27 by 41.3 cm.
In the summer of 1859, Leighton spent six weeks on Capri. This stay proved to be an incredibly fertile period and produced the artist’s first dated group of oil landscapes and probably his earliest surviving examples of plein air oil sketches.
Provenance
The artist.His studio sale; Christie's, London, 11-13 July 1896, lot 13, as A Town, Capri.
with Thomas Agnew & Sons, acquired at the above sale.
Sir Thomas David Gibson Carmichael, Bt. (1859-1926), Castle Craig, Peebleshire, acquired directly from the above, 11 July 1896.
His sale; Christie's, London, 10 May 1902, lot 29, as A Town in Capri.
with Leggatt Brothers, London, acquired at the above sale.
Private collection, UK, acquired circa 1925.
By descent to the present owner.
Exhibited
London, Royal Academy, Exhibition of works by the late Lord Leighton of Stretton, Winter 1897, no. 169, as The Town of Capri.London, Tate Britain, Pre-Raphaelite Vision: Truth to Nature, 12 February-3 May 2004, also Berlin, Altes Nationalgalerie, 12 June-19 September 2004, Madrid, Fundació 'la Caixa,' 6 October 2004-9 January 2005, pp. 211-212, 223, no. 131, illustrated.
London, Leighton House, A Victorian Master: Drawings by Frederic, Lord Leighton, 8 November 2006-25 February 2007, also Scarborough, Scarborough Art Gallery 24 March-3 June 2007, Bristol, Bristol Museum and Art Gallery, 22 June-2 September 2007, Bournemouth, The Russell-Cotes Art Gallery and Museum, 10 October 2007-6 January 2008, Glasgow, The Hunterian Museum and Art Gallery, 25 January-17 April 2008, pp. 39, 41, cat. ill. 5, unnumbered, illustrated.
Literature
L. and R. Ormond, Lord Leighton, Yale, 1975, p. 153, no. 60, as Town of Capri (catalogued as untraced).Catalogue note
In the decades before and after 1800, a golden age of painting outdoors (en plein air) emerged in Italy. Artists from France, Germany, Great Britain, and Scandinavia, all eager to paint from nature flocked to Italy, where conditions were ideal to experiment with the effects of changing light on their oil sketches—small, rapidly executed paintings usually made as preparatory studies for more ambitious compositions completed in the studio. Among the artists longing to paint the sun-drenched landscapes and monuments of Italy, was the young British artist Frederic Leighton. As expressed in his diary: “Italy rises before my mind… as a never-fading, gentle-beckoning image of loveliness; I am about again to tread the soil of that beloved country, the day-dream of long years is to become a reality” (Russell Barrington, The Life, Letters and Work of Frederic Leighton, New York, I, 1906, p. 62).
The style of the British painter is derived from a long tradition of landscape painting, classical in its origins as in the art of Claude and Poussin, but one which is also very modern. Leighton went beyond the mere replication of the form of landscape in the classical fashion, and sought freshness and immediacy to capture its very essence. In his oil sketches in particular, Leighton combined the principles of classical landscape --sketched landscape subjects were to become backgrounds and architectural details for figurative paintings-- with a more personal approach to nature and a poetic sense of color and light, such as introduced by the French school and Camille Corot especially.
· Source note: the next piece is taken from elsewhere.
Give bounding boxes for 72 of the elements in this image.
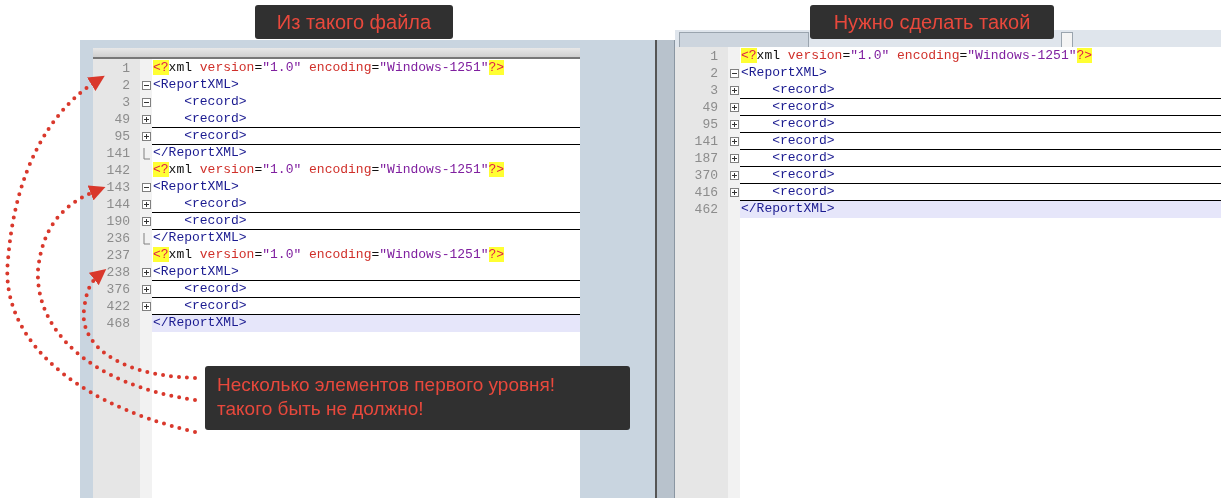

In the summer of 1859, Leighton spent six weeks on Capri. This stay proved to be an incredibly fertile period and produced the artist’s first dated group of oil landscapes and probably his earliest surviving examples of plein air oil sketches. In this series, Leighton painstakingly recreated the various angles and aspects of the island at different times of day and under contrasting effects of light. He established the essential characteristics of his landscape art: rich, dense color is applied thickly to give a sense of the volume of buildings and to convey the textures of their materials.
Capri–Sunrise, painted from the pathway leading towards the south-eastern corner of the island and the Fariglioni Rocks, depicts the hazy glow of the early morning light. The pink and purples hues of the rising sun are still perceptible in the sky. In the middle ground stands the village of Capri, dominated by the church of San Stefano, surrounded by bright buildings made of the island’s distinctive white limestone. The effect is effortless and modern, and quite unlike anything Leighton’s fellow landscape painters were attempting.